RNC celebrates Henderson’s role in civil rights movement while Trump criticizes anti-racism protesters
On Feb. 1, 1960, four students from the historically black college North Carolina A&T walked into a whites-only Greenboro dinner to order lunch and stayed at the counter until closing, demanding to be served.
The next day, more students joined — including RNC speaker Clarence Henderson — in what would be a series of protests that propelled the civil rights movement. Their actions inspired similar protests across the segregated South, which then led to the federal law that prohibited segregation in public places.
The RNC's celebration of Henderson's civil rights activism is in stark contrast with President Trump’s frequent criticism of civil rights protesters. Earlier this year, Trump called largely peaceful protesters, who were outraged by the murder of George Floyd, “thugs” and saying that “when the looting starts, the shooting starts.” He has also over the years been sharply critical of athletes' attempts to call attention to racism by taking a knee during the national anthem.

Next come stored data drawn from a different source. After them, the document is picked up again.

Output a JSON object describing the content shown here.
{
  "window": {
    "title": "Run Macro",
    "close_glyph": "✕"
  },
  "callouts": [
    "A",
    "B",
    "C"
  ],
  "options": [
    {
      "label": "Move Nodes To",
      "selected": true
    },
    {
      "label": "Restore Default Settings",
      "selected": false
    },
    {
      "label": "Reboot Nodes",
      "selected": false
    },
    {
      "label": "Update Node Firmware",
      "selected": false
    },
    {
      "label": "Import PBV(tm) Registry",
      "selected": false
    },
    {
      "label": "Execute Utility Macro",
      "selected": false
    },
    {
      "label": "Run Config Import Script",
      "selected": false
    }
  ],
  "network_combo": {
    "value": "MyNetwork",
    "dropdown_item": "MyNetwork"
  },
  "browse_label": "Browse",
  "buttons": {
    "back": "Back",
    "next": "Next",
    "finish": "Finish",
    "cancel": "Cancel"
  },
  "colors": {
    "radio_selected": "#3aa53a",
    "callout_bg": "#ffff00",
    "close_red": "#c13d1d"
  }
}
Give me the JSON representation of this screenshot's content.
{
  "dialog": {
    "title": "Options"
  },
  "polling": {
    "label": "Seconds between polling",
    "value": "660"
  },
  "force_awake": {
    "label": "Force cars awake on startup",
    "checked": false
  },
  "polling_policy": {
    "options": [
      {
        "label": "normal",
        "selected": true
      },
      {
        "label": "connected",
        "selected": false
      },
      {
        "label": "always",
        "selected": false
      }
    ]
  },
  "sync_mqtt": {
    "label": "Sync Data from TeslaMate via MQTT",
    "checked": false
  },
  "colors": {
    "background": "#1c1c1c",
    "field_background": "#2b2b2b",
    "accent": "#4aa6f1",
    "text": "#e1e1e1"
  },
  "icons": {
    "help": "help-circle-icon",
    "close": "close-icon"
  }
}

Fact check: Cawthorn said James Madison signed the Declaration of Independence. He didn't.
North Carolina Republican congressional candidate Madison Cawthorn, 25, urged viewers to consult their U.S. history books in his speech Wednesday night.
But he gets a few things wrong.
"If you don't think young people can change the world, then you just don't know American history," Cawthorn said. "George Washington was 21 when he received his first military commission. Abe Lincoln — 22 when he first ran for office. And my personal favorite, James Madison was just 25 years old when he signed the Declaration of Independence."
Madison, considered one of the country's Founding Fathers, didn’t sign the Declaration of Independence. Washington was actually 20 at the time of his first commission, and Lincoln was 23 when he first ran for office.
Trump has arrived at Fort McHenry for Pence's speech
President Trump and first lady Melania Trump exited Marine One and are making their way to the speech location.
The audience is ready for Pence at Fort McHenry
Vice President Mike Pence is getting ready to speak at Fort McHenry, and he'll have an audience.
The attendees include Corey Lewandowski and Pam Bondi. Fox News’ Sean Hannity has a riser set up off to the side.
The audience looks to be about 100 people, with seats about an arm's length apart.
Former NFL player claims Trump never called white nationalist rallygoers 'very fine people'
Jack Brewer, a former NFL player, said it was a lie that President Trump called white nationalist rallygoers in Charlottesville, Virginia "very fine people."
After counter-protesters clashed with the 2017 white nationalist rally, Trump said, “You also had people that were very fine people on both sides.”
Brewer was one of a handful of former Black football players, including Burgess Owens and Herschel Walker, who spoke on Trump’s behalf at the convention as he seeks to get his poll numbers with Black Americans to tick slightly upwards.
Earlier this month, Brewer was charged with insider trading by the Securities and Exchange Commission. His charge is tied to civil, not criminal, penalties.